On Feeling Different

For some reason most of my life I have felt different and even inferior to others. 

Most women are always comparing our looks to other women.  I always felt inferior to the girls in school who had the stylish clothes and the perfect hair and the perfect make up.  I always felt inferior to the rich kids since my family was never that rich.  I felt inferior to my fellow basketball players who got more time playing and performed better in games. 

I'm not entirely sure where this inferiority complex came from.  I suppose all people struggle with this at times.  Rick Warren's advice is that to have happiness we need to just stop comparing ourselves to others completely.  That is a very good tip for sure. 

But by nature we always want to see how we measure up to those around us.  School mainly raises us and programs us to do this, thanks to the grading system.  You always know where you stand compared to others based on your grades on tests, homework and in the class.  Teachers generally have favorites so you know how you rank in their eyes. 

My mom and dad struggled with this feeling of inferiority to others so maybe I just picked it up from them and mirrored their insecurities.  Who knows. 

I had a few things going for me though.  I was always coordinated in sports, so P.E. and recess felt like my time to shine somewhat.  That was the time when I always felt better about myself.  I also generally was successful on tests etc. so that helped to boost my confidence as well. 

I always had friends, at least a couple.  I can't remember a time when I didn't have any friends.  I was very lucky to always have a big brother to hang out with. 
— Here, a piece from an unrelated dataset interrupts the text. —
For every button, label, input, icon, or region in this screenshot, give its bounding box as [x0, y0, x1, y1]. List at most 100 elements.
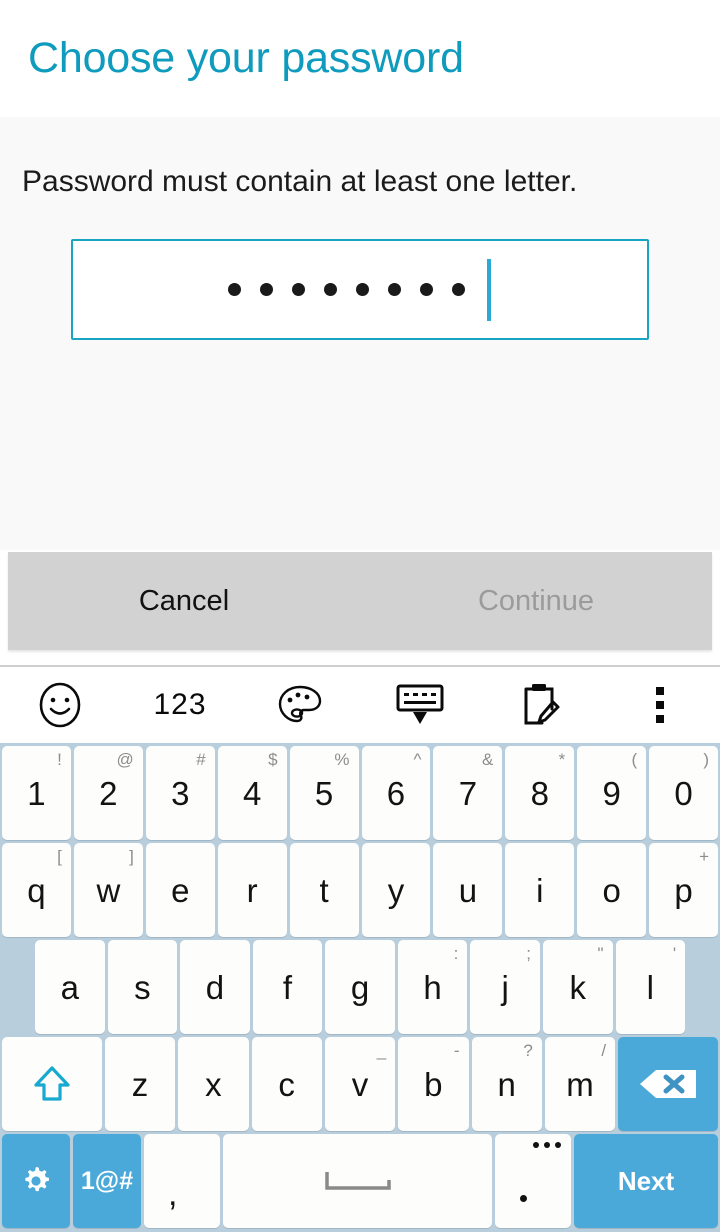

But something about me just felt different.  For the most part I felt that I didn't fit in. 

I was talking to my mom earlier and analyzing the fact that I have never wanted to let myself succeed too much in anything.  I think partly I always had a fear of success because I had a fear of becoming prideful.  I saw that the people who were at the top in any area of life, grades, looks, friends, sports, and that they were stuffed with pride.  I didn't want to be like that and I didn't want to be the jerks that they appeared to be.  So I preferred to not shine too much and to not perform overly well. 

In a book I read by John Eldridge he was saying that we don't fear our failure as much as we fear our own success.  We fear shinning too brightly.  For one because that can evoke jealousy in others and create enemies for ourselves, so that makes sense.  It's much easier to just be average and mediocre, then you don't attract any attention.  Granted some attention will be good but some will be bad. 

So most of us prefer to just coast through life and take the easy road.  We prefer to blend in and be just like everyone else, because it feels more safe. 

In the movie the Dead Poet's Society, Robin Williams illustrates this to his class by having them do a walking exercise.  He notes that after awhile they all start to walk in sync.  This is what we do in life, because our desire to conform and blend in is so great. 

We don't like to feel different from others.  But the fact is, we are all different.  God made each of us unique.  So I suppose the ideal thing to do is to focus on what unique things about us are good, rather than focus on the unique things about us that we don't like.  If we were like everyone else where would the fun in that be?  We wouldn't have anything special to contribute to society.  But it is because we are different from others that we have something to contribute.  Amen. 

My grandma always used to tell me, "You are special and God made something for you to do that nobody else can do."  So what is your special thing that God made for you to do?  I hope you find out soon. :)  God made you special too, for a purpose.  May God give you wisdom on how you can contribute to the world and the confidence to do so. God bless!